His play, They Walk Among Us, tells the story of Adam Tyler, a young man struggling to come to terms with his homosexuality, and, simultaneously, that of Levi, Grace and Cyrus, the three guardian angels charged with helping Adam. The angels ultimately appear before Adam, imparting upon him a message of divine unconditional love, telling him "on the other side, everything […] will be just fine."

Following O'Neill's passing, a number of events were held in his honor. The first was a memorial service at his church parish, St. Jude's in Lincoln, RI. The event drew approximately 1100 attendees. Other memorial services were held by theater companies that O'Neill had performed with, and numerous feature articles were published by the local press centering on his life and works.

O'Neill's friends and family first staged They Walk Among Us as a staged reading in June 2003. The following February, on the one year anniversary of the tragedy, a large memorial theater event was produced by the Encore Repertory Company, a theater troupe to which O'Neill had performed. The event, called A Night of Angels, was directed by O'Neill's brother Christian and featured musical tributes as well as a fully staged production of They Walk Among Us. O'Neill made this event the basis of an Emerson College master's thesis, The Song of Nick, and later created a film version of They Walk Among Us. He also was the assistant director of the award-winning New York production of the play in 2008 (produced by My Own Delirium Productions) and co-directed, with Christian de Rezendes, the 2007 documentary 41. The film, which is named after a number of spiritual significance in O'Neill's life was shown at film festivals across the United States to generally positive reviews. Dave Kane's book, 41 Signs of Hope, which deals with similar subject matter, is published by New River Press.

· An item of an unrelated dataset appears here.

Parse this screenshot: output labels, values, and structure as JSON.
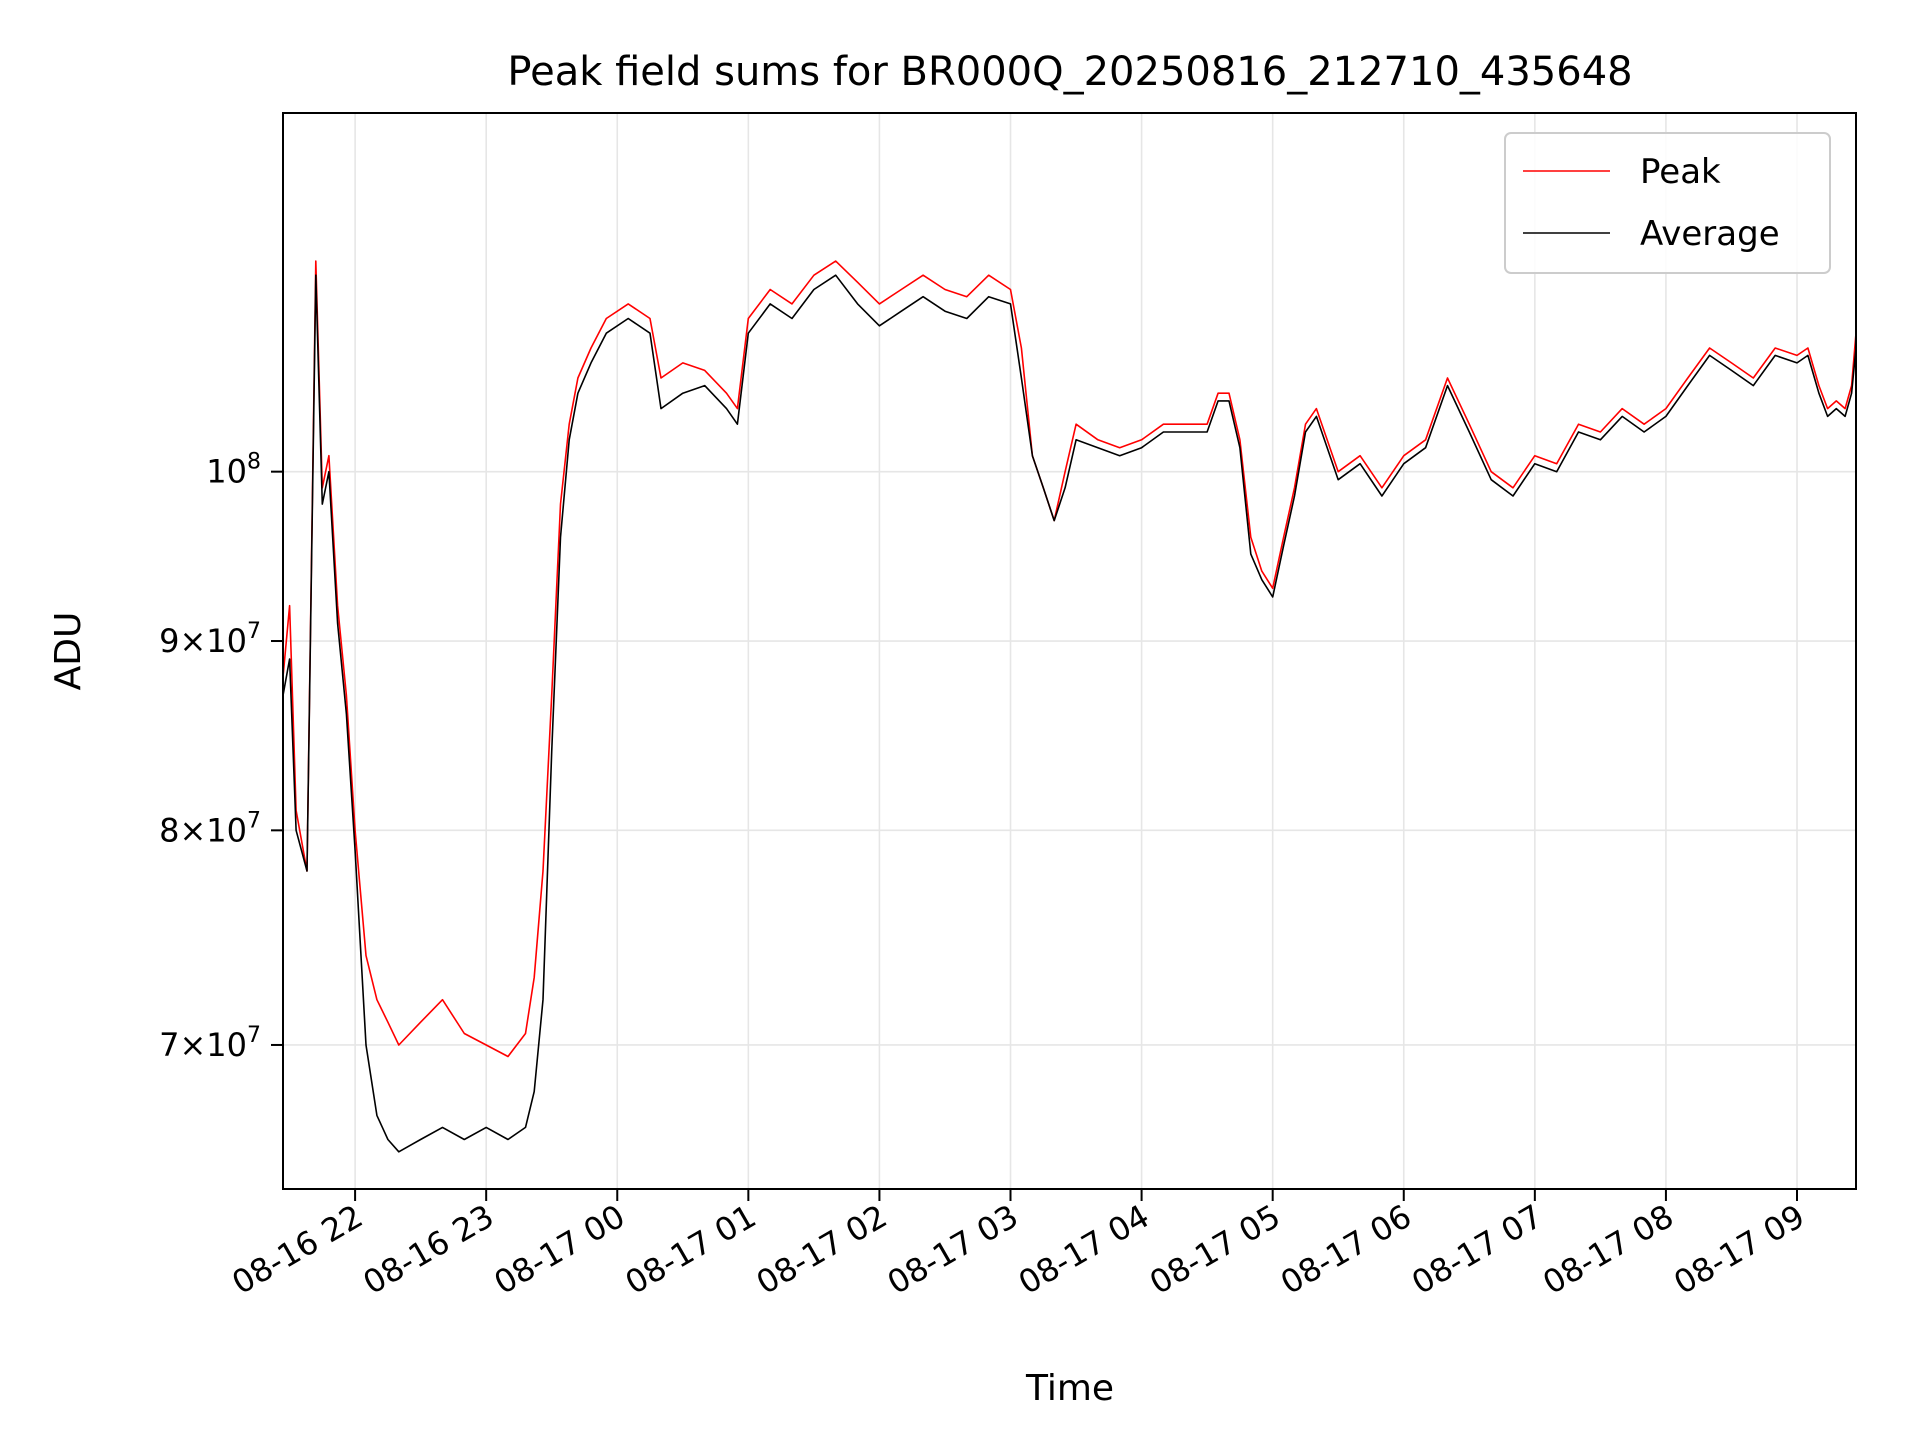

Dave Kane and Joanne O'Neill were the subject of much of the press surrounding the trial of Daniel Biechele, who ignited the pyrotechnics that caused the Station fire, partly because of Kane's local celebrity and his frequent attacks on Rhode Island Attorney General Patrick Lynch. Kane read aloud a letter in which he told Biechele that he and Joanne had forgiven him. Their belief in their son's ongoing presence in their lives was also covered by a Boston Globe feature article in 2006.

== Charities ==

Several charitable funds and entire organizations have been formed in O'Neill's name, including The Nicky O Foundation, the Encore Rep Nick O'Neill Scholarship, and the ACT Nicholas O'Neill Memorial Scholarship.